The Lord of all Things Inane
November 9th, 2010, 07:03 PM
I'm not from a science background, but I've been reading more and more science.

I'd highly recommend Bill Bryson's book "A Short History of Nearly Everything". He discusses the evolution of science and many of the major discoveries, along with all kinds of amazing factoids/theories/funny anecdotes. A great read, especially for the lay person.

If you want something a little more intense, I'm currently reading Richard Dawkins' "The Greatest Show on Earth: The Evidence for Evolution" in which the professor attempts to lay out some of the mountain of evidence for evolution by Darwinian natural selection. Some cool stuff, but heavier on the science side of things.

Sounds cool! I am definitely not from a scientific back ground, i am more like a science experiment! I just find everything so fascinating sometimes. Thank you for responding.

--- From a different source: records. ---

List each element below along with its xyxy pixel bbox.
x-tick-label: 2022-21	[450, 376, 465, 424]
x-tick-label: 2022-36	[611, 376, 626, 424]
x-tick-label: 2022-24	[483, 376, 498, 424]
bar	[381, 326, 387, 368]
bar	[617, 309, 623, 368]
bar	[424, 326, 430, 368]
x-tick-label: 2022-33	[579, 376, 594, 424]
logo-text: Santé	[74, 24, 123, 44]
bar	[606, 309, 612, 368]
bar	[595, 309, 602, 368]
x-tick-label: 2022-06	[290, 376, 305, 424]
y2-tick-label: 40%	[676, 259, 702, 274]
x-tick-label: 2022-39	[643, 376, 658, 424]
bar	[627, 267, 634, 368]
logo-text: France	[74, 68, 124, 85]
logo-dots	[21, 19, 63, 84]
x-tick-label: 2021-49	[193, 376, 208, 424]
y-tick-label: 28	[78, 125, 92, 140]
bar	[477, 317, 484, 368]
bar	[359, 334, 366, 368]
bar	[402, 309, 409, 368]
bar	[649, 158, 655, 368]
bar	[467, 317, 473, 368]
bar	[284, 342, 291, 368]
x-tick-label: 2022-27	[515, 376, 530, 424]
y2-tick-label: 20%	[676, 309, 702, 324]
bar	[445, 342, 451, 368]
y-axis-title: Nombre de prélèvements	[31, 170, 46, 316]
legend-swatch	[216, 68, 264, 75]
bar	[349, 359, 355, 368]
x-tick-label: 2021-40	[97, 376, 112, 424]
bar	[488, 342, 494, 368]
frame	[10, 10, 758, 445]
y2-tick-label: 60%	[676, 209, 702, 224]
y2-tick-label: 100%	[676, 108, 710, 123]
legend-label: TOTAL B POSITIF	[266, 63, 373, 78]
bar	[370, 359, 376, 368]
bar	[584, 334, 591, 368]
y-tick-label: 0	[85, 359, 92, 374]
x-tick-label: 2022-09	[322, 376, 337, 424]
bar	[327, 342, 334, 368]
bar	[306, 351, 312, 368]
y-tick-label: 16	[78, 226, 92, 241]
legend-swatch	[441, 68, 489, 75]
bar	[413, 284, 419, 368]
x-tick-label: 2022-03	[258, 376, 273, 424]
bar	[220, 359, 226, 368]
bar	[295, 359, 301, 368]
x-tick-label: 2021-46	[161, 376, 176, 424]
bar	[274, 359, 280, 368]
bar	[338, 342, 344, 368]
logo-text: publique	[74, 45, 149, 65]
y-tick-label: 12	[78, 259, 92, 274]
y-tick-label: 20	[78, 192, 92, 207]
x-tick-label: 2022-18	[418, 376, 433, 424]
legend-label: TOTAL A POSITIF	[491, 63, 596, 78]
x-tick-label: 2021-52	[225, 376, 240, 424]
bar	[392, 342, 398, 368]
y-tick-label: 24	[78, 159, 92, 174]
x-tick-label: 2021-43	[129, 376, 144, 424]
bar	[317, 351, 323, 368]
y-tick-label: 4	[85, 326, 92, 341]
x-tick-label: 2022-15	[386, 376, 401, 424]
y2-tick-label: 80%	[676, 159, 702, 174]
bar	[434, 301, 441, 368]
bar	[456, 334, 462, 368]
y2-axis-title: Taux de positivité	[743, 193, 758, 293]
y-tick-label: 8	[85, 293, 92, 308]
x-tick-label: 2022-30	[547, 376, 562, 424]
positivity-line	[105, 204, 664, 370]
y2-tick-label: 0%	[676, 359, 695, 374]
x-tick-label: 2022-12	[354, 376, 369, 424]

I will try to check out those books(if the library has them)
CDN

goldhawk
November 9th, 2010, 07:49 PM
One thing that caught my eye was using the reverse Casimir Effect (http://scienceblog.com/cms/scientists-reverse-casimir-effect-13866.html) to create a propellant-less rocket engine.

The Lord of all Things Inane
November 9th, 2010, 10:32 PM
One thing that caught my eye was using the reverse Casimir Effect (http://scienceblog.com/cms/scientists-reverse-casimir-effect-13866.html) to create a propellant-less rocket engine.

The force of nature, the glue that binds all things, reversed! Even at a nano scale, that is out there. Thank you Gold Hawk.
CDN

Ramirez
November 12th, 2010, 04:55 PM
The other day I heard from someone that when a dolphin ejaculates the pressure is so strong that it could blow your head off. I don't know if this is true, but it immediately made me think of the Hitchhiker's series.